Baguus Little Asia Restaurant (pronounced “baa-goose”)
23511 56th Ave. W., Mountlake Terrace
“This is our first visit here,” I said when entering Baguus Little Asia. I anticipated that by laying that out there, the staff would have sympathy on us if we didn’t know the customs of the place.
The waitress immediately went to work explaining how to order: We each get a plastic beer card so we could partake of the self-serve beer and wine taps lining a long portion of one wall. We would also be given a QR code, from which we order our dishes. She recommended a rice plate, noodle plate and a few small main plates. Everything we order is designed to be shared between us.
Us first-timers went to work: My wife pulled a wine tab for a red blend. I opted for an IPA. We got giddy from the novelty of getting our own drinks. No adults were handing us alcohol; we did it on our own.
Next, we scanned the QR code and ordered:
Dragonfire Noodle: Egg noodle, pickled cucumber, sweet chili sauce, sambal hot sauce, seasonal greens, peanut sauce, and cilantro. That took care of the noodle suggestion.
For the small plates:
-Shrimp and Pork Dumpling: Steamed leek, cabbage, mushroom soy, peanut, and ponzu sauce.
-Spicy Lime Tofu: Chilled spicy soy dressing, garlic, cilantro, and sesame seeds.
-Steamed Chicken Potstickers: Chef’s sweet sauce, hot chili oil, and cilantro.
The presentation of each plate looked as if we were in a 4-star restaurant. Everything was fresh, creative and spicy without being obnoxious. One thing to note: Be ready to handle your food with chopsticks. There’s no silverware present. I’m sure the waitress would have obliged, but we wanted to have an authentic experience and ate with chopsticks, even if it required to spear our slippery potstickers sometimes.
Yuko Abe, part owner of Baguus, came to our table to see how we were doing. Sandy complimented her about the food and the atmosphere. “I’m sorry I keep praising you, but this is one of the best places I’ve eaten,” said Sandy. I said it felt like we were on our anniversary dinner.
Yuko explained that Baguus means “Wonderful.” And yes, this place is some kind of wonderful.
She and her husband, Takao, owned the Dragonfish Asian Café in downtown Seattle, near the Convention Center.

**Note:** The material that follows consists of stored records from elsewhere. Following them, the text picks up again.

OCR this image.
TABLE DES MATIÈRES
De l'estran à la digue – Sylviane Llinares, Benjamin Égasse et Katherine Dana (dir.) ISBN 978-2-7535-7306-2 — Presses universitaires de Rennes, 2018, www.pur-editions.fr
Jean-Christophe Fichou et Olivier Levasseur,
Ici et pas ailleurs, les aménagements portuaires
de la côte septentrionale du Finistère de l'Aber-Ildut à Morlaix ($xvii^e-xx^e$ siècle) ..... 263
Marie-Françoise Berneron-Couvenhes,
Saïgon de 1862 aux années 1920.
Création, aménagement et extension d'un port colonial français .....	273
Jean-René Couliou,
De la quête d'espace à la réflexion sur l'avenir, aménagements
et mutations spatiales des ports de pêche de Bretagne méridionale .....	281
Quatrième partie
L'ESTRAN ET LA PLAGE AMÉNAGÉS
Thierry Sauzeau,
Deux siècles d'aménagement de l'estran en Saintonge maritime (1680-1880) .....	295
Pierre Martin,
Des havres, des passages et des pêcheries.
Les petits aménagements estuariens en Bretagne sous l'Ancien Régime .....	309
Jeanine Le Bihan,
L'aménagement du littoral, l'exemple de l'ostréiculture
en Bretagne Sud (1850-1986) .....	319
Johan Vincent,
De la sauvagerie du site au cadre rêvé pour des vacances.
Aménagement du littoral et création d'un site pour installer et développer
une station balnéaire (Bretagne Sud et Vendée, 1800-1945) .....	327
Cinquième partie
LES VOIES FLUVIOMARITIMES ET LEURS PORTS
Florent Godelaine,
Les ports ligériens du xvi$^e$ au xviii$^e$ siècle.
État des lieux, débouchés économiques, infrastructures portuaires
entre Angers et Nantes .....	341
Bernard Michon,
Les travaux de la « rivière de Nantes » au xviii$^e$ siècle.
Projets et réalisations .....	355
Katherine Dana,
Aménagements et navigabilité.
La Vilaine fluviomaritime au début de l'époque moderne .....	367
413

But they decided to move to Mountlake Terrace during the pandemic. The food is a fusion of Japanese, Chinese, Korean, Vietnamese, Thai, and Filipino.
Nothing on the menu is fried. Welcome news to me, since many restaurants seem to rely on deep-fried everything.
She said there haven’t been as many customers as they’d hoped. But we think that when word of mouth spreads, this will be a jewel in Mountlake Terrace.
Dessert: We couldn’t decide between the ice cream sundae or the mochi brownie. So we ordered both.
-Ice Cream Sundae: Homemade ube ice cream, Thai tea ice cream, lychee, mandarin orange, coconut jelly, and sweet red bean paste. It reminded me of the Philippines’ dessert, halo-halo. Which Yuko explained is where they got their inspiration from.
-My wife had the Mochi Brownie: Made with rice flour, served with Thai tea ice cream, and drizzled with chocolate sauce. The brownie looked like a brownie, it tasted like a brownie, but it didn’t cut with a spoon like a brownie. The rice flour gave it a stretchy consistency. A welcome change from the ordinary.
Finally, Yuko asked us to look at an enormous wall depicting a forest scenery. She said an Edmonds artist created it entirely with moss. She asked us to touch the moss. It wasn’t dry and crispy as I thought. It was smooth and cool. Like it was alive and breathing.
Come our real anniversary, we will return to this place. Probably sooner.